Although I have an "Ocean Racer" strap and a clasp like the one shown on the Airwolf I have no issues with that.
The clasp I'm referring to is on a leather/croc strap and the same design as this http://www.watchobsession.co.uk/shop/20mm-polished-deployment-clasp-p-594.html

So uncomfortable as it digs into the underside of my wrist :-(

Is there another type of OEM Breitling deployment clasp that will work with a croc or leather strap? Perhaps an older or newer design?


----------



## Agitater

That is a seriously awful looking buckle. Terrible design.


----------



## Mac

The one in the link is not an OEM, it's an after market copy. 
Mine is an OEM Brietling but the design is the same.
I'll try and take pics of the offending parts of the clasp when I get chance.
I really wish there were an alternative design Breitling clasp that fits the croc or leather Breitling straps?


----------



## Mac

This is not mine, I found this pic on here so thanks.









You see the two "tabs" that bend around to meet each other? The strap threads under this as well as the slot at the end of the clasp. These are the points that irritate my wrist!
Will the strap wearing in reduce this problem of is it a purely clasp issue?

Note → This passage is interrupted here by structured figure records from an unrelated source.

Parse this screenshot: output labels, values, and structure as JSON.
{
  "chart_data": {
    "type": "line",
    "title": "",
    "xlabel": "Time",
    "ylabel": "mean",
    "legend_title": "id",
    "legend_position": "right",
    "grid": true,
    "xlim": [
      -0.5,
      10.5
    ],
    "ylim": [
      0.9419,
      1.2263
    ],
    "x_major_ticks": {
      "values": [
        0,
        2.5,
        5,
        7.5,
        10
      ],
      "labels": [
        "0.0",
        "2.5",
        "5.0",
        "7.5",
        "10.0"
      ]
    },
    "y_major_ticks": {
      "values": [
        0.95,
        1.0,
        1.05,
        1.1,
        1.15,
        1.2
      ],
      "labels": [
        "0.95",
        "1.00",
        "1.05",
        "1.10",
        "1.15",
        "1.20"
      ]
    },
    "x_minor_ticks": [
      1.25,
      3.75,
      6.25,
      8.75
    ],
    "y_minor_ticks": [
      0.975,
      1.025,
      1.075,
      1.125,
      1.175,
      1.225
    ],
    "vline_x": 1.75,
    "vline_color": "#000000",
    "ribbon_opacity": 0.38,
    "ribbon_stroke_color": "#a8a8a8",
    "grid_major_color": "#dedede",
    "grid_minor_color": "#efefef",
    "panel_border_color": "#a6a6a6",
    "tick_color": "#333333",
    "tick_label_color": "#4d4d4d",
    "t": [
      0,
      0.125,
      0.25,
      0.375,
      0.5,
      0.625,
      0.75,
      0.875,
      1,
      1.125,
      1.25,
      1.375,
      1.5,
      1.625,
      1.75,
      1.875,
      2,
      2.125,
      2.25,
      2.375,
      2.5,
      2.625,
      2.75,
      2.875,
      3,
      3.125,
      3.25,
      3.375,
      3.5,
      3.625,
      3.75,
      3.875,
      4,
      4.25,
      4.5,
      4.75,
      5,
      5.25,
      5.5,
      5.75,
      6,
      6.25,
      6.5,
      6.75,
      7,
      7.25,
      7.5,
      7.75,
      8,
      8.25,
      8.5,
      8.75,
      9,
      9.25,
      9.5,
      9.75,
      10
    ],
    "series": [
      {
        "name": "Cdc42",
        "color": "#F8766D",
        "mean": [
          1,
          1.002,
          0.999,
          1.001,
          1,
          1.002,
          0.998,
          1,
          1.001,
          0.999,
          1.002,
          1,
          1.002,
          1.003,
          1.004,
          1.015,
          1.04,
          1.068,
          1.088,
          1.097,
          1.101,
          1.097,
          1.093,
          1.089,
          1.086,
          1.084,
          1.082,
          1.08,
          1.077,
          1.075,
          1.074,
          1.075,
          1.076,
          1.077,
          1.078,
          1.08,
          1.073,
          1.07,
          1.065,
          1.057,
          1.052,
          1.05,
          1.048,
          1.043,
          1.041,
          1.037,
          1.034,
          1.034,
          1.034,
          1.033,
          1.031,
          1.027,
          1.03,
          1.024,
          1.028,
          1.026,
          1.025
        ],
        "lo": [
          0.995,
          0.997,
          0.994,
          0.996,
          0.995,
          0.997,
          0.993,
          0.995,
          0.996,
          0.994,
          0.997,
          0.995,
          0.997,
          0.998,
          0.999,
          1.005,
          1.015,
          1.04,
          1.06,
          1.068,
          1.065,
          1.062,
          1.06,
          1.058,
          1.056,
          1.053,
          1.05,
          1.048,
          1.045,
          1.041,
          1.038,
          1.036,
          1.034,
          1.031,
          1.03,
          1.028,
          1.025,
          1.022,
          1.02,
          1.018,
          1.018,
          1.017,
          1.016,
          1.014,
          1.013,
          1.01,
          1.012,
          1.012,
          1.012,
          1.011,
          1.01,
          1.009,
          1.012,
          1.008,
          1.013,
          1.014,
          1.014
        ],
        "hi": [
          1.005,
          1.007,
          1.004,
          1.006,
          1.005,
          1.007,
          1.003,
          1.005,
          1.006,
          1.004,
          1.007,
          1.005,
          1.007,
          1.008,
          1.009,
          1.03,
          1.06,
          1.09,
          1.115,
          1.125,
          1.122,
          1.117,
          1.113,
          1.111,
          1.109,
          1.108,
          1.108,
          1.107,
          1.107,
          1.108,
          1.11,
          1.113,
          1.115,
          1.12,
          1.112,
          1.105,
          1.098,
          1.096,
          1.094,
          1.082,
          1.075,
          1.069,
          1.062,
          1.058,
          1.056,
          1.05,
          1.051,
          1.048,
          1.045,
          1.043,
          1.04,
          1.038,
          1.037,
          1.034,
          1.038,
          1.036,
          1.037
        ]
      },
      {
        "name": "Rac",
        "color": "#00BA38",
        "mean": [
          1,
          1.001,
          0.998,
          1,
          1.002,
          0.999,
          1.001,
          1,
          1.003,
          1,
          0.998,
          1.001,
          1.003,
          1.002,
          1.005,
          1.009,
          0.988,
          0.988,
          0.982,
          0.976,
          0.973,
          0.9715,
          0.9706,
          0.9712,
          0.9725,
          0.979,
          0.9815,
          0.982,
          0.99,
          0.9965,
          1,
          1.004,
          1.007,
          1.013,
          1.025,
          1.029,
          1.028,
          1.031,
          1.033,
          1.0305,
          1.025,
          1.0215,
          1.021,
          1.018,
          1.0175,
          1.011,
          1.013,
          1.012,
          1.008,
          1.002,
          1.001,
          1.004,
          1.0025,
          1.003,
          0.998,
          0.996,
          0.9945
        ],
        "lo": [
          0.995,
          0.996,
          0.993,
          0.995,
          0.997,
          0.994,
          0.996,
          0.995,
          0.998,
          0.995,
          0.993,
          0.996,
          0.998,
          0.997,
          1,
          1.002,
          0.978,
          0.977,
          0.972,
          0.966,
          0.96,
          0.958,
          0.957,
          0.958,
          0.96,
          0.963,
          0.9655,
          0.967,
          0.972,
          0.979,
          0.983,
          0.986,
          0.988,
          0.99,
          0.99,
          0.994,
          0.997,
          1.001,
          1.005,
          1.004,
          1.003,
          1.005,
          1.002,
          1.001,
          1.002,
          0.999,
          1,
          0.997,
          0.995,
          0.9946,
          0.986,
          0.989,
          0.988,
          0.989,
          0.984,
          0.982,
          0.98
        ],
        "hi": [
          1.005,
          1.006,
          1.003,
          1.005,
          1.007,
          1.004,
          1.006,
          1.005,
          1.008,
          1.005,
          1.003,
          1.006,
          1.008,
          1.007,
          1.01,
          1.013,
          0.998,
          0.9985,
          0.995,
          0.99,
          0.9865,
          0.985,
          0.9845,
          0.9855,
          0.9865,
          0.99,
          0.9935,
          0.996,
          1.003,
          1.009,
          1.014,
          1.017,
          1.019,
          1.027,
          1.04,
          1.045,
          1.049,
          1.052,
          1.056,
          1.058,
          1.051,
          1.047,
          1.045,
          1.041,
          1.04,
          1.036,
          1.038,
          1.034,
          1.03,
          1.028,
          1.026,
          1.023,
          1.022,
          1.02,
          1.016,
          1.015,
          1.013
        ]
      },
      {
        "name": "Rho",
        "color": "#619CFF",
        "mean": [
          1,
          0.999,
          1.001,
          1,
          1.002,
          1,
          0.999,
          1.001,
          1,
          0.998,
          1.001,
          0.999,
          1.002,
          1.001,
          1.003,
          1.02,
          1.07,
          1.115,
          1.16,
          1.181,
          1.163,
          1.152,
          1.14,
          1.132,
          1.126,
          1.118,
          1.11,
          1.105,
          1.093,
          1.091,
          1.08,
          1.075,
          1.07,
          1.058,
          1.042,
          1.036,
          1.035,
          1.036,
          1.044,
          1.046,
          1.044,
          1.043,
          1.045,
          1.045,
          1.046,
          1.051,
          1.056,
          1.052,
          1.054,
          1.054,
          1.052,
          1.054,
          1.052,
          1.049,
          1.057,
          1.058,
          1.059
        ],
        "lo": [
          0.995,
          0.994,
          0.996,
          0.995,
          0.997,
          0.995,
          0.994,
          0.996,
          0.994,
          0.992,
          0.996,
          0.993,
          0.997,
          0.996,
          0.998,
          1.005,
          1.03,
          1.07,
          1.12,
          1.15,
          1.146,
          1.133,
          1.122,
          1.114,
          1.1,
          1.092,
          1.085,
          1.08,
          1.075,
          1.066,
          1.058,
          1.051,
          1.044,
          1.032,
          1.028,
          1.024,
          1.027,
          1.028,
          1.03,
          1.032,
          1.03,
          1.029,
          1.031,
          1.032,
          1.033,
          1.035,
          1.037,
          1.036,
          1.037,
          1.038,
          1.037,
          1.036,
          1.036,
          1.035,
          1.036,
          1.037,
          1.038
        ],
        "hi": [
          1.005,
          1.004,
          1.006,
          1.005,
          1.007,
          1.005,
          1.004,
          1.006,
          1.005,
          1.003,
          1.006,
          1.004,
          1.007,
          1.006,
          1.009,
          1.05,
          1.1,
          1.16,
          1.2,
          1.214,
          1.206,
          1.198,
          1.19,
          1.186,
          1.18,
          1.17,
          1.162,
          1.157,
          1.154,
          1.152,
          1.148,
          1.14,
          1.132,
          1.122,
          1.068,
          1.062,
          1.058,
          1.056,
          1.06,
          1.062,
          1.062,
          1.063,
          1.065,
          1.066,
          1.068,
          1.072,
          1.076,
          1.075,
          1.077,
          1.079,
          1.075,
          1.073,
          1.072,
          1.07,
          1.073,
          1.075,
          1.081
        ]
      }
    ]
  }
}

Is there another design Breitling clasp for leather/croc straps?


----------



## MJG

I had exactly the same problem with the deployant on my SA.....mainly just due to the weight of the watch....I wear mine with the micro adjustment out a little so it wears a little loose....no problems now.


----------



## novedl

well i will have a taste of crow. just discovered that my issue was not with the deployant at all; i just neglected to remove the keeps on the after market ostrich strap that resides on the colt case. we all know that breitling deployants are designed to be used on straps without keeps; it just takes some of us longer than others to recall this fact


----------



## Cwn23

I love the look of the leather on deployant clasp but as some of you know the inner sleeve didn't agree with my wrist. It pressed against it and cause uncontrollable headaches and would leave marks on my wrist. I modified it cut off the inner sleeve. Yes I am venturous and I know the clasp will no longer retain its value, but I am not about resale as I want it to work for my wrist! I have substituted the sleeves with thin layer of double side tape and some extra security added some glue from a hot glue gun. Here is the finish product. I have worn the watch for 4 days and it's so comfortable now. In fact it perfect.


----------



## CastorTroy3

I don't find it comfortable and it damages the straps too. No way I'm hit gluing it though.


----------



## Cwn23

Well since I bought the clasp and tried to make it as comfortable as possible by trying to bend the inner sleeve every which way. There was no way to selling it at this point. This modification is not for everyone which I kind of understand but if anyone is like me that loves the look of the deployment clasp and want it to be comfortable then is would address it. I have been wearing it for many days and so far no discomfort at all. It's in fact the most comfortable setup I have out of my 4 other watches on bracelet. The clasp for sure ruins the leather calf band where you loop it in but it's the price you pay If you don't want the tang. I am very happy with the modified clasp and just putting it out there for anyone that wants the look of leather on deployment WITHOUT sacrificing discomfort and dealing with it thinking your wrist will get used to it. I am also certain there are many people that have zero discomfort with the clasp.


----------



## Cwn23

Love it now


----------